A long tense moment stretched between them as Cara looked at Vicenzo and willed him to believe her. And then a knock came on the door, making Cara jump minutely, her heart beating unsteadily.
Lucia appeared in the doorway and said, ‘Signore Valentini is waiting outside on the terrace for Cara…’
‘Chess…’ She looked at Vicenzo, but he still had that unreadable expression on his face. She shouldn’t have said anything. A sense of futility stole over her, zapping her energy. ‘I promised your father a game of chess this morning.’ She glanced down at the papers on the floor, the evidence of her own brother’s handiwork making her feel sick. ‘But I can stay here—’
‘No.’ Vicenzo sounded harsh. ‘Go to my father. I can clear this up.’
Vicenzo watched Cara leave the room with a straight back. The dark colours of the clothes she wore mocked him now. He raked a hand through his hair as he saw again the abject terror on her face when she’d thought he was going to hit her. That any woman should think that was absolute anathema to him. She was throwing up so many contradictions, and it made him feel strangely vulnerable. And that was not an emotion he cared to admit to. That feeling had almost devastated him once, and he would not allow it back in now.

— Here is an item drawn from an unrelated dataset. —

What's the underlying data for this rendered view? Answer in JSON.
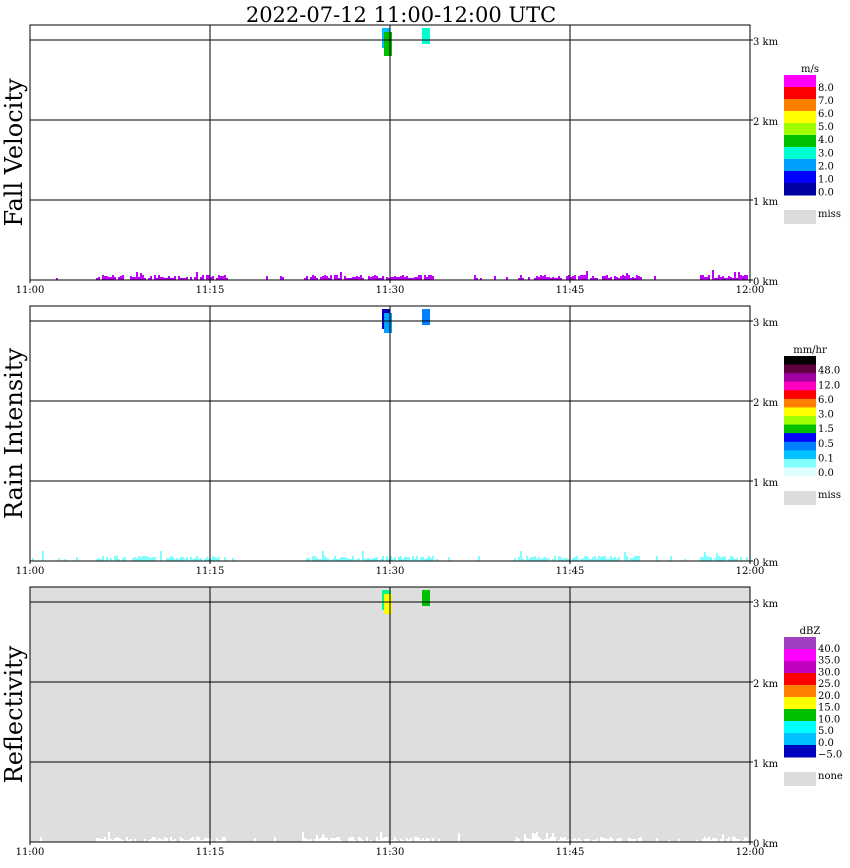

That evening, after dinner, Vicenzo called Cara back when she would have made her escape after Silvio had retired. She turned reluctantly at the door, still smarting from their encounter earlier. Vicenzo stood and came around the table, the hands in his pockets stretching the material over his groin. Cara’s cheeks flared as she felt her body respond. The last few weeks of no contact made her skin prickle.
‘Yes?’
He looked at her steadily from under hooded lids. ‘It’s your birthday tomorrow.’
Cara blanched. It had been so long since anyone had remembered her birthday—not since her parents had died… Cormac certainly never had. She was turning twenty-three the next day.
‘Yes,’ she said uncertainly, not sure where he was going with this.
‘I have a villa on the Emerald Coast, in Porto Cervo. I’ll take you there tomorrow evening and we can go out for dinner…’
Cara gripped the door, her knuckles showing white. Suddenly the thought of leaving this villa was frightening in the extreme. ‘But why would you want to do that?’
He shrugged nonchalantly. ‘Call it a truce… I think we could do with a truce, don’t you?’
Cara shrugged as well, too bemused and confused to do anything else.